Vragen en Antwoorden

Belgische Senaat


Bulletin 1-84

ZITTING 1998-1999

Vragen van de Senatoren en antwoorden van de Ministers

(N.): Vraag gesteld in 't Nederlands - (Fr.): Vraag gesteld in 't Frans


Minister van Tewerkstelling en Arbeid, belast met het Beleid van gelijke kansen voor mannen en vrouwen

Vraag nr. 1315/9 van mevrouw de Bethune d.d. 15 september 1998 (N.) :
Samenwerking met de Raad van de gelijke kansen voor mannen en vrouwen in 1997.

De tekst van deze vraag is dezelfde als van vraag nr. 1315/2 aan de vice-eerste minister en minister van Economie en Telecommunicatie, belast met Buitenlandse Handel, die hiervoor werd gepubliceerd (blz. 4405).

Antwoord : Het geachte lid gelieve hierna het antwoord op de gestelde vraag te willen vinden.
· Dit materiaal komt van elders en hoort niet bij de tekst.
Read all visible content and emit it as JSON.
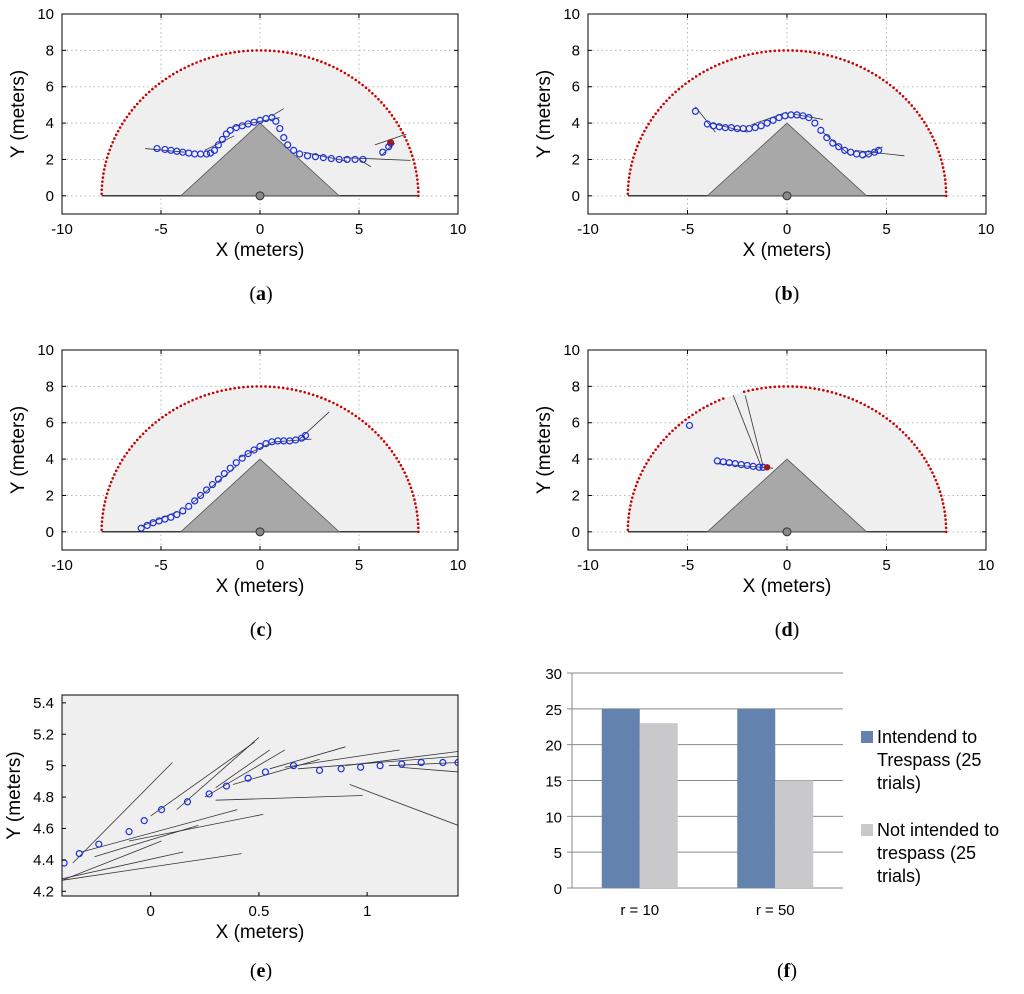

1. Op 5 augustus 1996 verzocht ik de Raad van de gelijke kansen voor mannen en vrouwen een advies uit te brengen omtrent de naamgeving van het kind. Dit advies werd mij op 21 maart 1997 bezorgd. Vervolgens liet de raad een telefonische steekproef houden bij een representatieve nationale proefgroep. De resultaten van deze steekproef werden mij eveneens bezorgd.

2. In de loop van 1997 werd op diverse vlakken de nauwe samenwerking en het overleg tussen mijn diensten en de raad verdergezet. Dit gebeurde zowel via het uitbrengen van adviezen die de raad mij bezorgde als via overlegvergaderingen tussen mijn medewerkers en het Bureau van de raad.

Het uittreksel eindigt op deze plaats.